Film o ziomalu który myśli, że kradnąc portfele i zegarki sprawia, że społeczeństwo na tym zyskuje. A zyskało tyle, że muszą karmić w więzieniu kolejnego kolesia przez jego głupie życiowe mądrości. Główny bohater "Zbrodni i Kary" przynajmniej zabijał siekierą... i jak tu Bresson mógł pomyśleć, że ktoś pomyśli, że jego film jest thrillerem skoro najkrwawszą jego sceną jest dziura w spodniach głównego bohatera.
Ale film dobry oczywiście: ciekawe rzuty kamery, dobra gra oczami (szczególnie lewym), chęć przekazania czegoś więcej choć np. w późniejszym "Mouchette" wyszło to Panu Robertowi dużo lepiej.
7/10
Ave.
A mi się wydaje, że to nie jest wyłącznie "Film o ziomalu który myśli, że kradnąc portfele i zegarki sprawia, że społeczeństwo na tym zyskuje." Dla mnie jest to przejmująca historia samotnego człowieka i szukania sensu życia.
9/10
tak, tak tylko że ten film strasznie drętwo i sztucznie wyszedł, ci aktorzy u Bressona grają przecież okropnie ;p
No fakt, że główny bohater pieprzył straszne głupoty.
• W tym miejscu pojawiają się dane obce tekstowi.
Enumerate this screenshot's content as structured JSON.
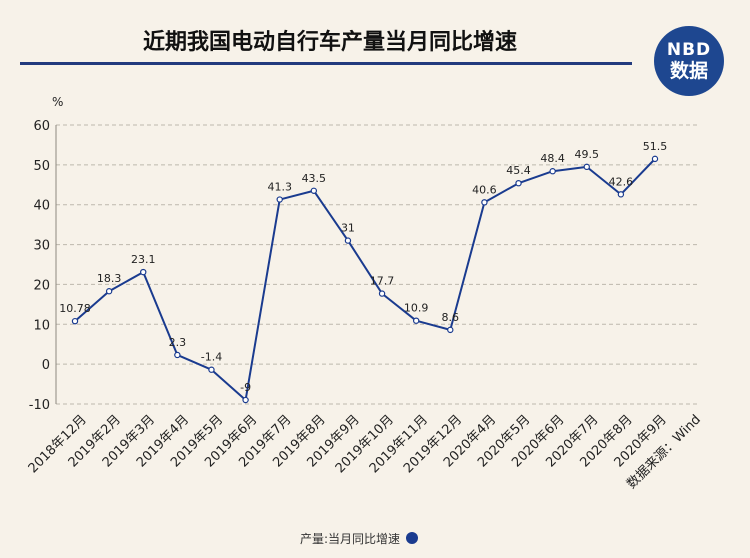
{
  "title": "近期我国电动自行车产量当月同比增速",
  "logo": {
    "line1": "NBD",
    "line2": "数据"
  },
  "source_note": "数据来源：Wind",
  "chart_data": {
    "type": "line",
    "title": "近期我国电动自行车产量当月同比增速",
    "ylabel": "%",
    "ylim": [
      -10,
      60
    ],
    "yticks": [
      -10,
      0,
      10,
      20,
      30,
      40,
      50,
      60
    ],
    "grid": true,
    "legend_position": "bottom",
    "categories": [
      "2018年12月",
      "2019年2月",
      "2019年3月",
      "2019年4月",
      "2019年5月",
      "2019年6月",
      "2019年7月",
      "2019年8月",
      "2019年9月",
      "2019年10月",
      "2019年11月",
      "2019年12月",
      "2020年4月",
      "2020年5月",
      "2020年6月",
      "2020年7月",
      "2020年8月",
      "2020年9月"
    ],
    "series": [
      {
        "name": "产量:当月同比增速",
        "values": [
          10.78,
          18.3,
          23.1,
          2.3,
          -1.4,
          -9,
          41.3,
          43.5,
          31,
          17.7,
          10.9,
          8.6,
          40.6,
          45.4,
          48.4,
          49.5,
          42.6,
          51.5
        ],
        "labels": [
          "10.78",
          "18.3",
          "23.1",
          "2.3",
          "-1.4",
          "-9",
          "41.3",
          "43.5",
          "31",
          "17.7",
          "10.9",
          "8.6",
          "40.6",
          "45.4",
          "48.4",
          "49.5",
          "42.6",
          "51.5"
        ],
        "color": "#1a3b8f"
      }
    ]
  }
}
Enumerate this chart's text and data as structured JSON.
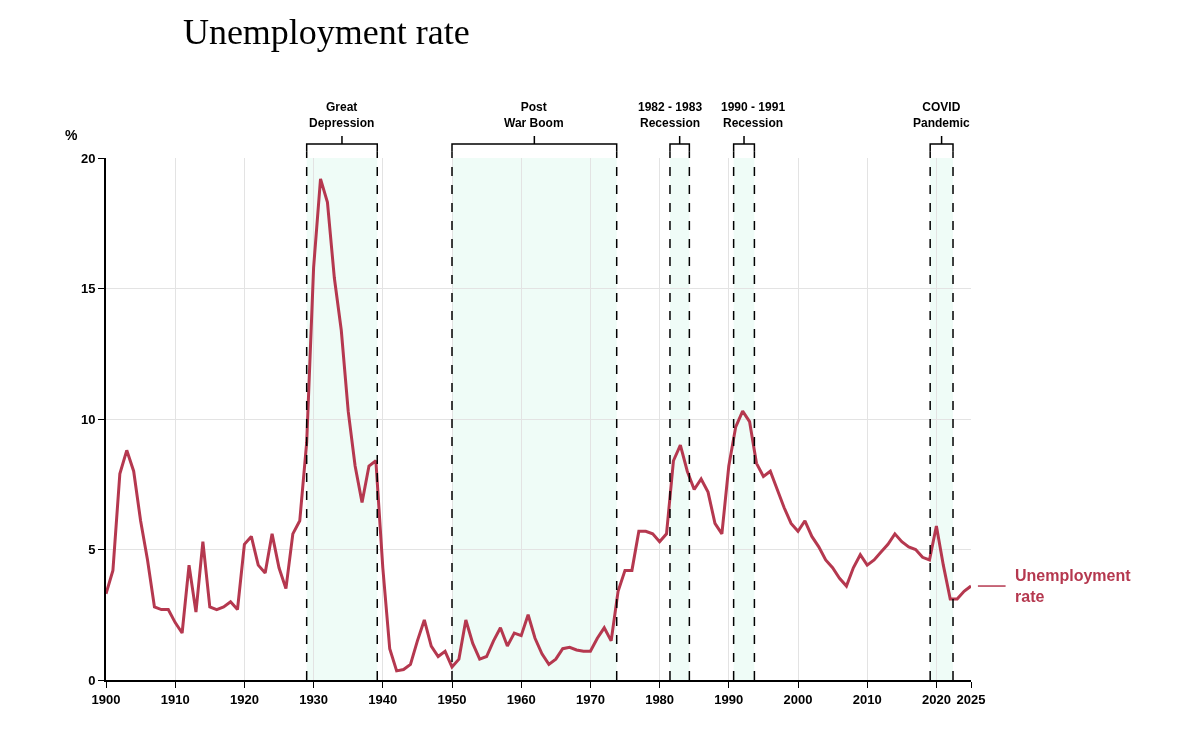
{
  "chart_data": {
    "type": "line",
    "title": "Unemployment rate",
    "ylabel": "%",
    "x": [
      1900,
      1901,
      1902,
      1903,
      1904,
      1905,
      1906,
      1907,
      1908,
      1909,
      1910,
      1911,
      1912,
      1913,
      1914,
      1915,
      1916,
      1917,
      1918,
      1919,
      1920,
      1921,
      1922,
      1923,
      1924,
      1925,
      1926,
      1927,
      1928,
      1929,
      1930,
      1931,
      1932,
      1933,
      1934,
      1935,
      1936,
      1937,
      1938,
      1939,
      1940,
      1941,
      1942,
      1943,
      1944,
      1945,
      1946,
      1947,
      1948,
      1949,
      1950,
      1951,
      1952,
      1953,
      1954,
      1955,
      1956,
      1957,
      1958,
      1959,
      1960,
      1961,
      1962,
      1963,
      1964,
      1965,
      1966,
      1967,
      1968,
      1969,
      1970,
      1971,
      1972,
      1973,
      1974,
      1975,
      1976,
      1977,
      1978,
      1979,
      1980,
      1981,
      1982,
      1983,
      1984,
      1985,
      1986,
      1987,
      1988,
      1989,
      1990,
      1991,
      1992,
      1993,
      1994,
      1995,
      1996,
      1997,
      1998,
      1999,
      2000,
      2001,
      2002,
      2003,
      2004,
      2005,
      2006,
      2007,
      2008,
      2009,
      2010,
      2011,
      2012,
      2013,
      2014,
      2015,
      2016,
      2017,
      2018,
      2019,
      2020,
      2021,
      2022,
      2023,
      2024,
      2025
    ],
    "series": [
      {
        "name": "Unemployment rate",
        "color": "#b5384f",
        "values": [
          3.3,
          4.2,
          7.9,
          8.8,
          8.0,
          6.1,
          4.6,
          2.8,
          2.7,
          2.7,
          2.2,
          1.8,
          4.4,
          2.6,
          5.3,
          2.8,
          2.7,
          2.8,
          3.0,
          2.7,
          5.2,
          5.5,
          4.4,
          4.1,
          5.6,
          4.3,
          3.5,
          5.6,
          6.1,
          9.1,
          15.8,
          19.2,
          18.3,
          15.4,
          13.4,
          10.3,
          8.2,
          6.8,
          8.2,
          8.4,
          4.3,
          1.2,
          0.35,
          0.4,
          0.6,
          1.5,
          2.3,
          1.3,
          0.9,
          1.1,
          0.5,
          0.8,
          2.3,
          1.4,
          0.8,
          0.9,
          1.5,
          2.0,
          1.3,
          1.8,
          1.7,
          2.5,
          1.6,
          1.0,
          0.6,
          0.8,
          1.2,
          1.25,
          1.15,
          1.1,
          1.1,
          1.6,
          2.0,
          1.5,
          3.4,
          4.2,
          4.2,
          5.7,
          5.7,
          5.6,
          5.3,
          5.6,
          8.4,
          9.0,
          8.0,
          7.3,
          7.7,
          7.2,
          6.0,
          5.6,
          8.2,
          9.7,
          10.3,
          9.9,
          8.3,
          7.8,
          8.0,
          7.3,
          6.6,
          6.0,
          5.7,
          6.1,
          5.5,
          5.1,
          4.6,
          4.3,
          3.9,
          3.6,
          4.3,
          4.8,
          4.4,
          4.6,
          4.9,
          5.2,
          5.6,
          5.3,
          5.1,
          5.0,
          4.7,
          4.6,
          5.9,
          4.4,
          3.1,
          3.1,
          3.4,
          3.6
        ]
      }
    ],
    "xlim": [
      1900,
      2025
    ],
    "xticks": [
      1900,
      1910,
      1920,
      1930,
      1940,
      1950,
      1960,
      1970,
      1980,
      1990,
      2000,
      2010,
      2020,
      2025
    ],
    "ylim": [
      0,
      20
    ],
    "yticks": [
      0,
      5,
      10,
      15,
      20
    ],
    "bands": [
      {
        "axis": "x",
        "from": 1929,
        "to": 1939.2,
        "label": "Great\nDepression",
        "color": "#effcf7"
      },
      {
        "axis": "x",
        "from": 1950,
        "to": 1973.8,
        "label": "Post\nWar Boom",
        "color": "#effcf7"
      },
      {
        "axis": "x",
        "from": 1981.5,
        "to": 1984.3,
        "label": "1982 - 1983\nRecession",
        "color": "#effcf7"
      },
      {
        "axis": "x",
        "from": 1990.7,
        "to": 1993.7,
        "label": "1990 - 1991\nRecession",
        "color": "#effcf7"
      },
      {
        "axis": "x",
        "from": 2019.1,
        "to": 2022.4,
        "label": "COVID\nPandemic",
        "color": "#effcf7"
      }
    ],
    "ref_lines": [
      {
        "axis": "x",
        "value": 1929,
        "color": "#000000",
        "line_style": "dashed"
      },
      {
        "axis": "x",
        "value": 1939.2,
        "color": "#000000",
        "line_style": "dashed"
      },
      {
        "axis": "x",
        "value": 1950,
        "color": "#000000",
        "line_style": "dashed"
      },
      {
        "axis": "x",
        "value": 1973.8,
        "color": "#000000",
        "line_style": "dashed"
      },
      {
        "axis": "x",
        "value": 1981.5,
        "color": "#000000",
        "line_style": "dashed"
      },
      {
        "axis": "x",
        "value": 1984.3,
        "color": "#000000",
        "line_style": "dashed"
      },
      {
        "axis": "x",
        "value": 1990.7,
        "color": "#000000",
        "line_style": "dashed"
      },
      {
        "axis": "x",
        "value": 1993.7,
        "color": "#000000",
        "line_style": "dashed"
      },
      {
        "axis": "x",
        "value": 2019.1,
        "color": "#000000",
        "line_style": "dashed"
      },
      {
        "axis": "x",
        "value": 2022.4,
        "color": "#000000",
        "line_style": "dashed"
      }
    ],
    "grid": true,
    "line_style": "solid",
    "marker": "none"
  }
}
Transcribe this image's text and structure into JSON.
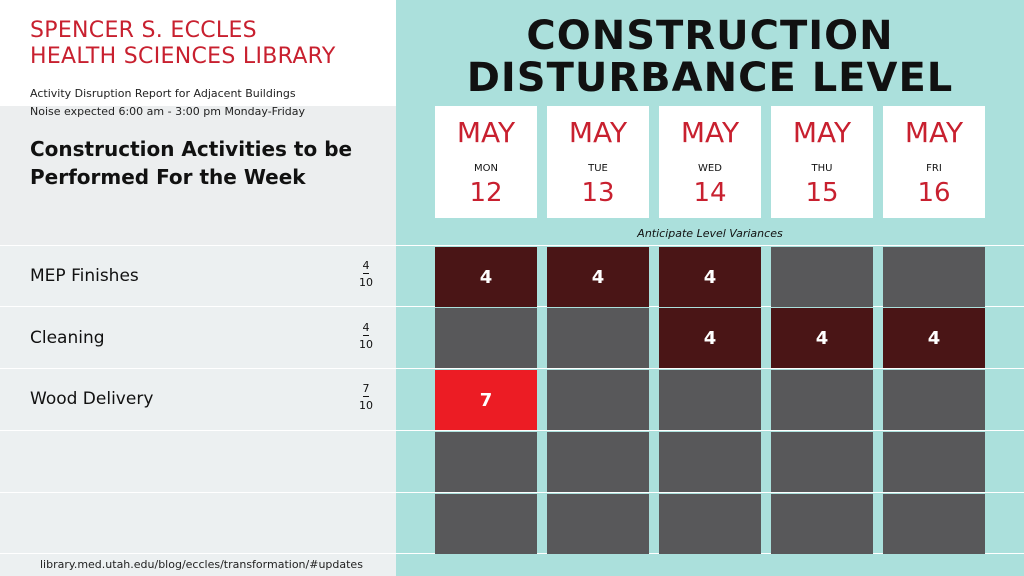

Z drugiej jednak strony podziałem go, bo fach miał w rekach, dosłownie i w przenośni ;) Samotny był, to prawda, ale gdzie on tu niby szukał sens u życia, to ja nie wiem. Jedyne czego szukał to łatwych pieniędzy. Sceny kradzieży i zbliżenia na ręce były doprawdy smakowite, nawet jeśli troszkę przesadzone. A aktorzy wg mnie wcale nie byli tacy źli. Tak czy siak warto.
Raczej: jak TY mogłeś pomyśleć, że ten film jest thrillerem :), skoro na samym wstępie autor uprzedza, że "film ten nie jest kryminałem" :)
(Jak rozumiem, w wersji, którą oglądałeś, pominięto ten napis, lub po prostu go nie zauważyłeś. Jest na samym początku, jeszcze przed tytułem.)